Bookmark and Share

Notice: On April 23, 2014, Statalist moved from an email list to a forum, based at statalist.org.


[Date Prev][Date Next][Thread Prev][Thread Next][Date Index][Thread Index]

Re: st: xtmepoisson out of sample prediction error


From   [email protected] (Roberto G. Gutierrez, StataCorp)
To   [email protected]
Subject   Re: st: xtmepoisson out of sample prediction error
Date   Wed, 09 Feb 2011 17:45:24 -0600

Jibonayan Raychaudhuri <[email protected]> asks:

> I have estimated a random intercept Poisson regression model using
> xtmepoisson in Stata :

> xtmepoisson  y x1 x2 x3  exposure(expvar) || district:, irr

> I now want to carry out an out-of-sample prediction for y using the
> estimated parameters of the above model.

> This is what I have done:

> Step 1: Estimate the model

> Step 2: predict b*,reffects

> Step 3: preserve

> Step 4: use newdata.dta,clear (new.dta has data on x1,x2 and x3 and the
> exposure variable expvar only--this is the out of sample data)

> Step 5: predict n (this is to predict mean count of y for newdata.dta)

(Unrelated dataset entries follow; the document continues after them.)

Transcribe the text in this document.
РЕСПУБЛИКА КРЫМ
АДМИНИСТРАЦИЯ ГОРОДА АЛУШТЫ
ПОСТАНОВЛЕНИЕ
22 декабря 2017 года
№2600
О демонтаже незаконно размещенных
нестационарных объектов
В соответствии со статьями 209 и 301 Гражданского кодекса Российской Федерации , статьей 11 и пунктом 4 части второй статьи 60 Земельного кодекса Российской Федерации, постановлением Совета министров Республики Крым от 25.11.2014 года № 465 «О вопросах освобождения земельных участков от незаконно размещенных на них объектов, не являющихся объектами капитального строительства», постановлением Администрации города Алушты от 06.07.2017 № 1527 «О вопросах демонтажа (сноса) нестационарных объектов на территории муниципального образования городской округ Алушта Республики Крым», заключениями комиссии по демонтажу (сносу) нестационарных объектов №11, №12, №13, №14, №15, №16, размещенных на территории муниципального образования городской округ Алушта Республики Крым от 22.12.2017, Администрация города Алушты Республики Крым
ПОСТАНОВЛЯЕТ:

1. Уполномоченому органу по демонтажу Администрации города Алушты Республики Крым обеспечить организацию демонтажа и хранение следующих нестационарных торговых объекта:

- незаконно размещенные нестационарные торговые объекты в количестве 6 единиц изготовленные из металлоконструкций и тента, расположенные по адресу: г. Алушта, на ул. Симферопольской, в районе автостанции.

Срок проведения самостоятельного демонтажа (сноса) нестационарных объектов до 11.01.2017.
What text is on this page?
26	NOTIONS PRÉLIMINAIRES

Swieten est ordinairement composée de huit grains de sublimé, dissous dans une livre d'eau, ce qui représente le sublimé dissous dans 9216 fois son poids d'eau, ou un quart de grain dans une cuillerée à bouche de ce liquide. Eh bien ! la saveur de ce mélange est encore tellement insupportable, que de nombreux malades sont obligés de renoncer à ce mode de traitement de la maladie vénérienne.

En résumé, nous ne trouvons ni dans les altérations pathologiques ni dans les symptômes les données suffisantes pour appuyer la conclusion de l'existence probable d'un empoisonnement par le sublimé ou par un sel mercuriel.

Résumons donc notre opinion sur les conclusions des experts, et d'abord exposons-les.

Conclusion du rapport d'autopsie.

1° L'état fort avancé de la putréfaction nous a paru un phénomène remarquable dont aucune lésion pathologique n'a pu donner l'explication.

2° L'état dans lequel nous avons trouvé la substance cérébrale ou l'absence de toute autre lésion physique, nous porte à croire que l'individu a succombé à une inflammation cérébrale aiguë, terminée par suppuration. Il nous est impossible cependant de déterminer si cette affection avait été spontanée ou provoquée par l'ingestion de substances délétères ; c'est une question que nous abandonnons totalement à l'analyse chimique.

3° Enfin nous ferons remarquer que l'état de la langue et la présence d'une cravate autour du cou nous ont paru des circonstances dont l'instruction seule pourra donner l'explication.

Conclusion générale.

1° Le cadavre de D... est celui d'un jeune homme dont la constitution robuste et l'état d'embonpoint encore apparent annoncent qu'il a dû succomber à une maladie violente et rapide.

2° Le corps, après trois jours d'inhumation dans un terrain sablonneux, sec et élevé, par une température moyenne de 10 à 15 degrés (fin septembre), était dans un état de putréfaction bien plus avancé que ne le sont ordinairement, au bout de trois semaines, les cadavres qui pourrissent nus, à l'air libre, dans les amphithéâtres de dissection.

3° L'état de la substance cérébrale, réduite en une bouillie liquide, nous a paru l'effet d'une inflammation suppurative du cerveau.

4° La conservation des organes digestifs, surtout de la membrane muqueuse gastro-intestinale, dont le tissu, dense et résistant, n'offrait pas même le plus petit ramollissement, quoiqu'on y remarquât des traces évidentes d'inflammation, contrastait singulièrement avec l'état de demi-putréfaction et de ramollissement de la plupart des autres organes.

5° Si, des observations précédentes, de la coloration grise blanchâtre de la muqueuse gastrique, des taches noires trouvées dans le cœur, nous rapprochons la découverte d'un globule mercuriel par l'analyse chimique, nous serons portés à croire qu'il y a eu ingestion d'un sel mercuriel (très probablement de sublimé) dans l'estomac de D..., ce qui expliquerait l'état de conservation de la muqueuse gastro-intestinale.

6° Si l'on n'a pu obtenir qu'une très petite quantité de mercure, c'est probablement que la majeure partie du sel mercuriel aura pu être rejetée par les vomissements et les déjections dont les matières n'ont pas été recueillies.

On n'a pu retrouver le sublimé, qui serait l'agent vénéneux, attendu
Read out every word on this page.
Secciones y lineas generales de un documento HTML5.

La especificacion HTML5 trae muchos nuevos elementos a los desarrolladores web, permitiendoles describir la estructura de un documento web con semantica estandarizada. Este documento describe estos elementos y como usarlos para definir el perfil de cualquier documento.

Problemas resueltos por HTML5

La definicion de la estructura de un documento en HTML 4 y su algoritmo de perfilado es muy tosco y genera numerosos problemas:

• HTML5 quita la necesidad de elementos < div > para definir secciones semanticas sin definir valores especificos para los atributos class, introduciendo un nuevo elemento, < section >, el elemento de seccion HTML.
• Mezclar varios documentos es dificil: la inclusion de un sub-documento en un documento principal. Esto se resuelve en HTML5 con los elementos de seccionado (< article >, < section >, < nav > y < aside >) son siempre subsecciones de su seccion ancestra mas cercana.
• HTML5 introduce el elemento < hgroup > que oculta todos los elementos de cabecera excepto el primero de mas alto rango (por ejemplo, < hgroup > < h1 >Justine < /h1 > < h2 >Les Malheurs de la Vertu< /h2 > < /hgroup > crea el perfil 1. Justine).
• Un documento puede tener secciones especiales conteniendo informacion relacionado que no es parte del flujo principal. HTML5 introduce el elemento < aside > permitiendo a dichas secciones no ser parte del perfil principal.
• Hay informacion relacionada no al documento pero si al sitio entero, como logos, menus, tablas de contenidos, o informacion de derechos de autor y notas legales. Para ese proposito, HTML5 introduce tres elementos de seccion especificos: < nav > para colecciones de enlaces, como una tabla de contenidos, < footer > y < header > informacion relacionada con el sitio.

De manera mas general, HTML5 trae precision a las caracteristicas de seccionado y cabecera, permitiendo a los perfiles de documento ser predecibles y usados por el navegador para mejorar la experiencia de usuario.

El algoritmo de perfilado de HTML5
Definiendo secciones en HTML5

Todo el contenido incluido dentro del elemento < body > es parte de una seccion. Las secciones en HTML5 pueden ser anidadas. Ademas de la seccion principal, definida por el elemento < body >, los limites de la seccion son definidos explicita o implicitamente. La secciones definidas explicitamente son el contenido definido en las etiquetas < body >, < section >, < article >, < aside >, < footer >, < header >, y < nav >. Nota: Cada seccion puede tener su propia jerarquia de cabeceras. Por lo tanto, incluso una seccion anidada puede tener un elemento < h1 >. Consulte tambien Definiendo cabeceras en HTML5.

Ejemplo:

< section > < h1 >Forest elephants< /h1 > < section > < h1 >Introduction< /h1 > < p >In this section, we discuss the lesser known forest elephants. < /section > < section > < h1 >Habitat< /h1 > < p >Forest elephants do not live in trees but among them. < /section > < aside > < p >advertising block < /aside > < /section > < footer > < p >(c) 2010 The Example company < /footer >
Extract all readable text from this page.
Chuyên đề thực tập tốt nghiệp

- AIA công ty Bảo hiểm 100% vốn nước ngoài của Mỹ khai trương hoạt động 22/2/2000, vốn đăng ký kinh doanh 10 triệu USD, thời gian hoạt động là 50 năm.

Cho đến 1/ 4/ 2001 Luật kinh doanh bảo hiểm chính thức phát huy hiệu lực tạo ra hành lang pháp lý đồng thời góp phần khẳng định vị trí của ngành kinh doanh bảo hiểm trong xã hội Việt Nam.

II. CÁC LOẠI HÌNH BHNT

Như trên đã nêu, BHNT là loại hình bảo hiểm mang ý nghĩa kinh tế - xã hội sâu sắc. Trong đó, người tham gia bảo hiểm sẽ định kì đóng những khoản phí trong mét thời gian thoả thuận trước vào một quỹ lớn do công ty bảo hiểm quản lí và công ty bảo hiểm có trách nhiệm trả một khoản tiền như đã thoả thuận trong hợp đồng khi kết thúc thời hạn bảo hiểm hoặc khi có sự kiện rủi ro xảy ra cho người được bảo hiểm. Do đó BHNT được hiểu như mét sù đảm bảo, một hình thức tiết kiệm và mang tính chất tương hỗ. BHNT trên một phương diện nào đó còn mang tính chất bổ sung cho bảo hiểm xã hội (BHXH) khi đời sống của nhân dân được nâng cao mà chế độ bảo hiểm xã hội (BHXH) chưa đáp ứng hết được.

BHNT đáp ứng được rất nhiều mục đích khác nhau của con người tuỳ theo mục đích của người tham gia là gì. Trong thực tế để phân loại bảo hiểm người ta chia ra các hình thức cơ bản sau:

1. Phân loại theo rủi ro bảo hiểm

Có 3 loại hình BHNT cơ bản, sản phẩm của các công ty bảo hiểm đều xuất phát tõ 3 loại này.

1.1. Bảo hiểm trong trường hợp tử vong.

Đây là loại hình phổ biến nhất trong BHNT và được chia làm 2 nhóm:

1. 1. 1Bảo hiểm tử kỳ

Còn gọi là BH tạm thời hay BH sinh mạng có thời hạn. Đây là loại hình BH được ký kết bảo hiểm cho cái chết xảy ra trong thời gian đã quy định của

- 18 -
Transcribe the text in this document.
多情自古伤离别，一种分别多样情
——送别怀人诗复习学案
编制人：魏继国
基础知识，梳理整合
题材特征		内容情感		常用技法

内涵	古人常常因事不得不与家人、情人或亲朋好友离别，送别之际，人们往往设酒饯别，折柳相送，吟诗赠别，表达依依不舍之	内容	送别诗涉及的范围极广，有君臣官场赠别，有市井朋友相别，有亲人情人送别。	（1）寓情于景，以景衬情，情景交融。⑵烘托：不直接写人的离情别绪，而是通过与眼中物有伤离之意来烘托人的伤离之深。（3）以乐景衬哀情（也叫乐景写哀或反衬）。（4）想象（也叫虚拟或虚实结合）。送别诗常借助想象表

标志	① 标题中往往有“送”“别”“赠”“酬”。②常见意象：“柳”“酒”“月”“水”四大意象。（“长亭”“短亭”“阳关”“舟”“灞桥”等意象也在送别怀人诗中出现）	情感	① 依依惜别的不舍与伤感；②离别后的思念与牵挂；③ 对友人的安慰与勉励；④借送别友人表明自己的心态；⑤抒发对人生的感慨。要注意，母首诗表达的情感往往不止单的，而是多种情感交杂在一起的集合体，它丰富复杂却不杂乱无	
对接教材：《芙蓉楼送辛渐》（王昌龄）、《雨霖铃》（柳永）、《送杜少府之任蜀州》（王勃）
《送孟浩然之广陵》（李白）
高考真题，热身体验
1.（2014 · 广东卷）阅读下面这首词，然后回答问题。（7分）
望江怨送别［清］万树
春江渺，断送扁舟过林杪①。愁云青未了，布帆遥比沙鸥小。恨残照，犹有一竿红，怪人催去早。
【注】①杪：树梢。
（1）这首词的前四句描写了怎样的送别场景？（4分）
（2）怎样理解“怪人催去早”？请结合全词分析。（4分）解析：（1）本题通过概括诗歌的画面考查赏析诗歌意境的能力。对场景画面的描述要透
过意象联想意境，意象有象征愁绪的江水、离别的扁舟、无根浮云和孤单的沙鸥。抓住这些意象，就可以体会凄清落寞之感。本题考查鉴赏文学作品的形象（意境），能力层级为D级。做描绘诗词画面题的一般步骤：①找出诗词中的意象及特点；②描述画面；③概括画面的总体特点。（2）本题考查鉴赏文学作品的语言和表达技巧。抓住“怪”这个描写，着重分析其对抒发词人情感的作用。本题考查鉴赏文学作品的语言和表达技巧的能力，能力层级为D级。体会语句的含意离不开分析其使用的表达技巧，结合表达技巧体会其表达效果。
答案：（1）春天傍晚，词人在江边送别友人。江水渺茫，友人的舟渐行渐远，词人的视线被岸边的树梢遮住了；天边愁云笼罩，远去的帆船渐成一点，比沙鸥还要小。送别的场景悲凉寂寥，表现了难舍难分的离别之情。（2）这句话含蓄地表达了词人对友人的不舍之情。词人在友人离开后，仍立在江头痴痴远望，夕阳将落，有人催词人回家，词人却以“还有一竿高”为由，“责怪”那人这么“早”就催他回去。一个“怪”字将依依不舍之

> However Stata gives me an error message which says "variable y not found
> r(111)"

> The reason why I have used xtmepoisson instead of xtpoisson,normal is
> because I want predicted mean count to be based on both fixed and random
> effects. This is easy for an in-smaple prediction. However as I
> mentioned this is not working for an out-of-sample prediction. I know
> that this works if I set random effect=0 but this is not what I want.
> Can someone tell me why I am getting this error message? Any help would
> be greatly appreciated.
 
If you wish to make predictions after -xtmepoisson- that incorporate
random effects then you need to keep the estimation data in memory.  The
estimated random effects are calculated from the estimation data, and
this takes place both when you fit the model and when you make
predictions.

As such, rather than replace your estimation data with new prediction
data, you want to append the estimation data with the prediction data.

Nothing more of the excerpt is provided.